By Steve Eskow
Editor, Hybrid vs. Virtual Issues
A cranky, minority opinion on the Dave Cormier (“Twenty-six Centuries of Skills” 9.23.10) and Aaron Eyler (“Ignore the Test” 9-21.10) essays, and perhaps a cranky expression of annoyance at the ubiquitous and protean notion of “21st century skills,” which increasingly seems like an empty bottle that each user fills with his own educational cliches.
Here is the first paragraph of the Cormier article:
In the past several years I’ve been very fond of saying that moving into the 21 century has very much been a return to our roots. We are finding words like ‘tribe’ and ‘community’ ringing through the din of post-war individualism and we are turning to each other with words of trust and collaboration. Some of us are starting to see the established (and, pre-internet, necessary) forms of identifying reliability, competence, insight and creativity as outdated and difficult to work with. We are looking to the whole identity of a person, to the ways in which they have built the work and network they have as method of vetting the people we wish to work and innovate with. We are less interested in degrees, in ‘certificates’, as, for many of us in technology or education, these degrees do not actually mean very much. These are not new things… they are very old things… very old words, coming back to us.
“Our roots”? Not mine!
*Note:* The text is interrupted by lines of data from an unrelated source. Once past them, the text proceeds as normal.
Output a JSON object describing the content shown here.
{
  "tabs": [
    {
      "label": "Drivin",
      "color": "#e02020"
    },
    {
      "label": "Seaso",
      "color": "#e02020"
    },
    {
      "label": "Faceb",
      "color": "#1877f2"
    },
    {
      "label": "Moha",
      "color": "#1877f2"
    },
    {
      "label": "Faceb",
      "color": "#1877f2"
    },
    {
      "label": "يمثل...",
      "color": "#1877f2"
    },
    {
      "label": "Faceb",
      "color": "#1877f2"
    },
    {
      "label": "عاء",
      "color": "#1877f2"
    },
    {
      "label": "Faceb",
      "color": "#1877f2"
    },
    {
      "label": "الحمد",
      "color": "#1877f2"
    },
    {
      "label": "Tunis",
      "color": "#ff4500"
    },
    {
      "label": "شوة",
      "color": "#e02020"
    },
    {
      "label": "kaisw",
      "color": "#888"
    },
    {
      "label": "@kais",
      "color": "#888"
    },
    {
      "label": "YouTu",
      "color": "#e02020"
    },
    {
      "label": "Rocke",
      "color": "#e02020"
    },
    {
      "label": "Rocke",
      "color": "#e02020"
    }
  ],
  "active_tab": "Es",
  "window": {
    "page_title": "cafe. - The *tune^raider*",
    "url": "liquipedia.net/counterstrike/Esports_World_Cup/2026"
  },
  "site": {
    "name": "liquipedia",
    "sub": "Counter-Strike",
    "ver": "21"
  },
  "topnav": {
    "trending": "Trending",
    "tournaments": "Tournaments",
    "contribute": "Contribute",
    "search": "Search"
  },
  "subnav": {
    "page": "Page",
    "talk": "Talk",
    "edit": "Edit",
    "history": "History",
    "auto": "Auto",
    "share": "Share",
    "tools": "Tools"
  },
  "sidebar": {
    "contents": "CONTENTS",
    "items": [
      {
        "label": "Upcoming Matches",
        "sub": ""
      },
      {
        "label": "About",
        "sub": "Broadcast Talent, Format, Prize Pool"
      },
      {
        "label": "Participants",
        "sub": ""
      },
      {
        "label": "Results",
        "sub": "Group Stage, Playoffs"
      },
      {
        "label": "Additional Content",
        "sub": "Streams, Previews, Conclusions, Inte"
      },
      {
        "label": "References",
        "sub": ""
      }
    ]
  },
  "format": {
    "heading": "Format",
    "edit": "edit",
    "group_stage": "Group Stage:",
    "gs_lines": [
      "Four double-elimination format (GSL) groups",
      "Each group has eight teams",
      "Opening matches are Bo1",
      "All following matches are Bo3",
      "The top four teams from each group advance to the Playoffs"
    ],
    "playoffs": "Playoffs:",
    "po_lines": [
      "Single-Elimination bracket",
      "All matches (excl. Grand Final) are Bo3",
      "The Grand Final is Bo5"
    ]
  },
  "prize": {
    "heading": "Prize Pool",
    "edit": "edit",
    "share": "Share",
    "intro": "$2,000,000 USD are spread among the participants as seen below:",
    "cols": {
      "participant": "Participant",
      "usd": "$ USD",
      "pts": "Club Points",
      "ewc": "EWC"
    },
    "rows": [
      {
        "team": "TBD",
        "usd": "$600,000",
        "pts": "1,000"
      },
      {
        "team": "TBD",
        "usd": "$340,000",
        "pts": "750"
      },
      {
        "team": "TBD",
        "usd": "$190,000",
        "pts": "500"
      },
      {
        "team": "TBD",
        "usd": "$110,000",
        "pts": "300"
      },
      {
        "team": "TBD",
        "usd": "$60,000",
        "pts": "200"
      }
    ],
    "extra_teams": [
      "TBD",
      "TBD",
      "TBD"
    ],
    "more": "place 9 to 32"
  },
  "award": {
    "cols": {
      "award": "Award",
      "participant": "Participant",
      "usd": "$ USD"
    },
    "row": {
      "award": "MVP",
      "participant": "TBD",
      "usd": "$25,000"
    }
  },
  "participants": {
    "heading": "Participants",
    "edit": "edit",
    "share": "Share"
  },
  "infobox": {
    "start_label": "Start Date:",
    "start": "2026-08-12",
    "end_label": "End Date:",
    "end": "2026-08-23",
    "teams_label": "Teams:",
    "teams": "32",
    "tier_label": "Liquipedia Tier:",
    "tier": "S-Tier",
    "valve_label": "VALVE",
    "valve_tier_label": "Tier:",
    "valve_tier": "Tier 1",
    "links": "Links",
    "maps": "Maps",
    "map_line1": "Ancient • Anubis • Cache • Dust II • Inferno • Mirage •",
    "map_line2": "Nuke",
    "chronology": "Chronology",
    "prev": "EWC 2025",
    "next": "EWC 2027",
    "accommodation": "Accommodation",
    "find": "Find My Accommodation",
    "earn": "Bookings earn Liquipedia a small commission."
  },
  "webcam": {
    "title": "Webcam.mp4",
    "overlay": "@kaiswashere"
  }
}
What is “post-war individualism”? Are we really turning to each other with words of of trust and collaboration? Have reliability, competence, insight and creativity changed their meanings post-internet? Are we now really looking to “the whole identity of a person”?
Are we really less interested in degrees?
And so on . . .
Is this kind of gentle and empty generalizing now acceptable in Freshman English?
Are these 21st Century thoughts?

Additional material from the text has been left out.